I magistrati contabili ripetono più e più volte nella loro relazione quanto la stratificazione di norme abbia contribuito all’incertezza ella difficoltà di comprensione – solo le scadenze per le domande di fondi sono state prorogate undici volte. 

Il problema dei dati

Poi c’è la mancanza di dati. Gli elenchi degli sfollati che hanno ottenuto contributi per una sistemazione nella prima fase dell’emergenza sono semplici file Excel: la regione anticipa ai comuni i contributi e poi domanda i fondi alla protezione civile. Comuni e protezione civile utilizzano sistemi diversi per classificare i dati, una banca dati unica non esiste. E quei dati non sono a loro volta raffrontabili con gli elenchi degli interventi di ricostruzione dei privati approvati successivamente, in mano a gli uffici del commissario straordinario e a quelli per la ricostruzione delle regioni. 

Le opere pubbliche in ritardo

I ritardi maggiori, però, restano quelli della ricostruzione pubblica. Al 30 giugno 2020 erano stati erogati il 52 per cento dei fondi per le scuole – oggi siamo saliti al 59 per cento, l’11 per cento del programma opere pubbliche, l’8,65 per cento per il patrimonio artistico. I programmi che hanno funzionato di più sono stati quelli per la ricostruzione delle chiese, attorno e sopra l’80 per cento e quello per il miglioramento sismico degli edifici pubblici a uso abitativo (88,7 per cento). Ma i fondi per l’edillizia residenziale pubblica, gli interventi contro il dissesto idrogeologico e i due programmi per le opere pubbliche – strade e infrastrutture – sono sotto il dieci per cento. 

Per capire i problemi basta prendere i numeri dei finanziamenti arrivati alla regione Abruzzo per le 15 scuole su cui in teoria bisognava intervenire: alla fine del 2020 il presidente della regione aveva ricevuto 2,47 milioni di euro, ne aveva spesi 67 mila. 

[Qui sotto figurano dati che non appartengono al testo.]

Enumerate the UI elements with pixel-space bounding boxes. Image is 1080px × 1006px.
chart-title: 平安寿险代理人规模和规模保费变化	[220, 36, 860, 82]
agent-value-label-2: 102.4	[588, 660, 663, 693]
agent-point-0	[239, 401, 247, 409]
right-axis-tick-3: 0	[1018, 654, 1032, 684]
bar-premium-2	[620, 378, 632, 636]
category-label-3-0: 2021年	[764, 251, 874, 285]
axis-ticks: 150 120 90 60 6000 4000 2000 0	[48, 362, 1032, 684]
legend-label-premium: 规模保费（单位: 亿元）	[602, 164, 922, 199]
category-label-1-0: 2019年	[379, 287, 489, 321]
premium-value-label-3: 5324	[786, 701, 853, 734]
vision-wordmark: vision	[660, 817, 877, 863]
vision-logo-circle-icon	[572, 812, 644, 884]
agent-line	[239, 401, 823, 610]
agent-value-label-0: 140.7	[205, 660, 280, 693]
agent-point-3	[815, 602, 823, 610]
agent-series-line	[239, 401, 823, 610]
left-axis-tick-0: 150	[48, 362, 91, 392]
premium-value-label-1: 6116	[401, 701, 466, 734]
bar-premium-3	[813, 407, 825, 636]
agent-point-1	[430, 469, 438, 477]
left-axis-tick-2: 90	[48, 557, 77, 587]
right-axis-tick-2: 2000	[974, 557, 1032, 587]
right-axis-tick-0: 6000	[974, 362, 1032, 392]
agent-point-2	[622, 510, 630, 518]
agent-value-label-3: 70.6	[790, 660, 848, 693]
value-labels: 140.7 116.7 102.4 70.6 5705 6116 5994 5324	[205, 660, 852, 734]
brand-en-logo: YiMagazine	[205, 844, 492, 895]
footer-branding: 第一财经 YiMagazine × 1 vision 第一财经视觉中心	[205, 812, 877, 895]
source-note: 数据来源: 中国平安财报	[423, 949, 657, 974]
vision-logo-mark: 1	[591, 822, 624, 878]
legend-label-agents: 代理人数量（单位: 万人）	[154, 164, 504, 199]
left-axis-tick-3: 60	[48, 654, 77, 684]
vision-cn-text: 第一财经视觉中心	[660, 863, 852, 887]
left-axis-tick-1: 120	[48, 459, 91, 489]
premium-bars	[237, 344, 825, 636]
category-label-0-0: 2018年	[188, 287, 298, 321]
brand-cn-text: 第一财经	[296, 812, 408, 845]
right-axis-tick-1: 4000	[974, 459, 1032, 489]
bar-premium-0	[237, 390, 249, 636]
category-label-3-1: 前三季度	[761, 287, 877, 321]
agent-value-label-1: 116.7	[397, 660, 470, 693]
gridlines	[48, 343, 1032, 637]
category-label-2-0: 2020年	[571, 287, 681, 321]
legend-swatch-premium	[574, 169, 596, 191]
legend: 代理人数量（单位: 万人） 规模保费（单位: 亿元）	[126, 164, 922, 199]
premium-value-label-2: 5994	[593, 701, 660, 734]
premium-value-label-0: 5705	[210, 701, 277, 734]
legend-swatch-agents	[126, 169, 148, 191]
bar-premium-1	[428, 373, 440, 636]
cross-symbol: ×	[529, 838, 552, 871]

Foto Piero Cruciatti / LaPresse 24-8-2016 Nella foto: Le zone colpite dal terremoto nel comune di Amatrice

La delibera della Corte dei conti riporta anche le osservazioni del commissario Giovanni Legnini, nominato il 14 febbraio 2020, sulla difficoltà del «raccordo costante con una pluralità di soggetti, alcuni dei quali (le Regioni ed enti locali), dotate di autonomia». Legnini spiega che la scissione dei compiti, da una parte la programmazione, coordinamento e controllo, in capo alla struttura centrale, e la gestione degli interventi, in capo agli uffici regionali, ha «certamente inciso sull’efficacia delle procedure». Non proprio un buon auspicio per il Piano nazionale di ripresa e resilienza. 

 Amatrice e alcune frazioni limitrofe dopo quattro anni dal sisma (Foto LaPresse)

Ora intanto si cerca almeno di avere i dati, a breve dovrebbe concludersi il censimento per la ricostruzione chiesto dalla Corte dei conti per aggiornare le stime del fabbisogno finanziario, finora non calcolato, e che secondo Legnini «sarà notevolmente superiore rispetto a quanto era stato stimato nel 2017».